Once I finally got my car back it was late afternoon. I headed to the gym and while I was on the bike I caught a bit of Oprah outta the corner of my eye. There are a multitude of TV’s in the gym, mine is always tuned to BET but the one next to me had Oprah on and I noticed her guest was kinda hot. In fact, the more I looked at the guest the more I was like "damn, wonder what she’s sellin?" One picture of Joey Buttafuoco later and I realized the hot girl was actually the Long Island Lolita herself, Amy Fisher. She cleaned up really well for a Long Island girl, plus I know she’ll pop a bitch for her man, which is, oddly enough, a quality I kinda like in a woman.

Speaking of getting popped, Roy Jones Jr. sure took one to the head on Saturday night. The crack his skull made when it hit the mat was damned scary. Speaking as someone who was inspired to hit the gym more often by watching Roy Jones fights it’s very sad to see him go out like this.

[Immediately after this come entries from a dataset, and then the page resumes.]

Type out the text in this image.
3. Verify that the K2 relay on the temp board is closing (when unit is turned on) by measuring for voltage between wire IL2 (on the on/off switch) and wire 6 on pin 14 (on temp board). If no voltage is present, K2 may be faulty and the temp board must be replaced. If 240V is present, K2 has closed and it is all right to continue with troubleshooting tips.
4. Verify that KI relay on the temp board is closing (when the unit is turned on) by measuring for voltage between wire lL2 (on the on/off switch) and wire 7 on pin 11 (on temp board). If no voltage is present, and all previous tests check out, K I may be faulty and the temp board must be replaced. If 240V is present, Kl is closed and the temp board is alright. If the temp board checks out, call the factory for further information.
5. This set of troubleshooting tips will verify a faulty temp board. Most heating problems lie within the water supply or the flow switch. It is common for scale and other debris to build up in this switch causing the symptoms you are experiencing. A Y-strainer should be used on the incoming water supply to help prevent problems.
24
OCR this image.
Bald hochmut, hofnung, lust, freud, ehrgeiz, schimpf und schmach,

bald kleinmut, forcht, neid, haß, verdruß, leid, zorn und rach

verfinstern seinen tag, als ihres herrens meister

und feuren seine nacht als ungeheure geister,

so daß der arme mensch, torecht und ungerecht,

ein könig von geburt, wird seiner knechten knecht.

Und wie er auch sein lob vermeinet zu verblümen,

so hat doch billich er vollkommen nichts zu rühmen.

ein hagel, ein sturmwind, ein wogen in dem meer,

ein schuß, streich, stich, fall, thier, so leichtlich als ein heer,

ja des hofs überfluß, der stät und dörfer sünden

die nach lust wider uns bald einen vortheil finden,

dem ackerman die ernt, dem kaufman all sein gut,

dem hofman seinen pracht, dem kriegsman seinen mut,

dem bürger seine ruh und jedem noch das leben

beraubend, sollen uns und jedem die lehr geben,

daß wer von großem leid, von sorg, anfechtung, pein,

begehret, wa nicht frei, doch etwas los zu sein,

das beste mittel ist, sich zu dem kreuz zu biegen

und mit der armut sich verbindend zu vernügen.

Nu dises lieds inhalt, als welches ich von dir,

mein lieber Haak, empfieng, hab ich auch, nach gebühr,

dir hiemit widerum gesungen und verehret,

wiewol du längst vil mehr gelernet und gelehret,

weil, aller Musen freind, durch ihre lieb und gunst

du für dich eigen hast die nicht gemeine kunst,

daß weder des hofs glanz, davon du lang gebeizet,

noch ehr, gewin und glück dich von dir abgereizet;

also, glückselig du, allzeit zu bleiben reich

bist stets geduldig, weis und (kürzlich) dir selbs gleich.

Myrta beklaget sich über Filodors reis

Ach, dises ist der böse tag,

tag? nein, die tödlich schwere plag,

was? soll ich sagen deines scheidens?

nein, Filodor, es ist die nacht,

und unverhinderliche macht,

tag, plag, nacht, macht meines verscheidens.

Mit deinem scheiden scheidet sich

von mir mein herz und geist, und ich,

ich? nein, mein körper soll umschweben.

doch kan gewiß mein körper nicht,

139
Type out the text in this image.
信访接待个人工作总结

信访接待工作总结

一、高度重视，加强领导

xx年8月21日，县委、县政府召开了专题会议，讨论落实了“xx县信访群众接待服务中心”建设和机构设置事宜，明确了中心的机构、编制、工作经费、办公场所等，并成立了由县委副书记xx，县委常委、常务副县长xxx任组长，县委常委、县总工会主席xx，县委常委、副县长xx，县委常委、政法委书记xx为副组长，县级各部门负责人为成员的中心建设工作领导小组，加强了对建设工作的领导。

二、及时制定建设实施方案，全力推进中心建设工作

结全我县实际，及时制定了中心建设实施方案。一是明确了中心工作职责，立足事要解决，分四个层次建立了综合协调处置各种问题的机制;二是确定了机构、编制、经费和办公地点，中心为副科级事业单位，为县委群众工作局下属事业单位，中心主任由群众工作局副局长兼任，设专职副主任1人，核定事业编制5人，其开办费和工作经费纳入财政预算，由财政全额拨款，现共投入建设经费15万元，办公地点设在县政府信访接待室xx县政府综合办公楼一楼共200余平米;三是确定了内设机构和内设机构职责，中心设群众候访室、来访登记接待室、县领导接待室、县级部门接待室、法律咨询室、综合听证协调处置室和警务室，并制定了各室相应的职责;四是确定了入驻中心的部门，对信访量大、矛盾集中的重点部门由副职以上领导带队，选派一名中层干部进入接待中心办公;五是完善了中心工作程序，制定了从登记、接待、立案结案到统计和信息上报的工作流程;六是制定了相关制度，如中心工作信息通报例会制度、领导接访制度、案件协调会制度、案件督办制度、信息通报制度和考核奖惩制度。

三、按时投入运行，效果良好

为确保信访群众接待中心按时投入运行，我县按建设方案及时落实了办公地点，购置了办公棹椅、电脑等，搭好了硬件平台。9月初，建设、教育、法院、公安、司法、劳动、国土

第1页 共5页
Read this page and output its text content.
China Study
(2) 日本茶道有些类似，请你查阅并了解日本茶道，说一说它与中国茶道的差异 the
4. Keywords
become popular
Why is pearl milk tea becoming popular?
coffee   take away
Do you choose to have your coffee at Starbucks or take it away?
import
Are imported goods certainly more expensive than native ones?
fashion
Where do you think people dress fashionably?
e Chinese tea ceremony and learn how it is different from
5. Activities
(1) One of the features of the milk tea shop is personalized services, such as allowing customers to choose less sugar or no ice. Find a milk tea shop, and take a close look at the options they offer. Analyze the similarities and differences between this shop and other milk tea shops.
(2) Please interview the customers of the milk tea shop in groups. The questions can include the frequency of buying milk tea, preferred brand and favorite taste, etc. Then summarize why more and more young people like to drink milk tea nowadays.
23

All that’s left in boxing is Antonio Tarver and Bernard Hopkins and Hopkins ain’t gettin any younger.

In music related news I just caught Kanye West’s video for "Workout Plan," and though it’s nice to see Vida Guerra in a video I gotta say that even the most fanatical of fans has to admit Kanye is not a socially conscious MC. Anyone who raps kneeling down behind a girl bent over on the floor officially relinquishes any concept of social consciousness, plus the moral of the song, being thin equals happiness, isn’t exactly good. I know the video is a lame attempt at humor and the song will played off as one, too, but even in humor there is usually some level of personal truth. Sorry Kanye, I see through you and I’m not the only one. Everyone who reads me regularly knows I’ve disliked the many masks Kanye has worn to gain popularity but eventually people are going to start to realize that’s exactly what they are, masks, and no man can keep up that many faces, eventually he’ll get trapped in one of his lies.

Final Thought: Is it just me or is that eharmony guy really creepy? Every time I see those ads on TV he just seems like he should be molesting a child somewhere. Yeeeech!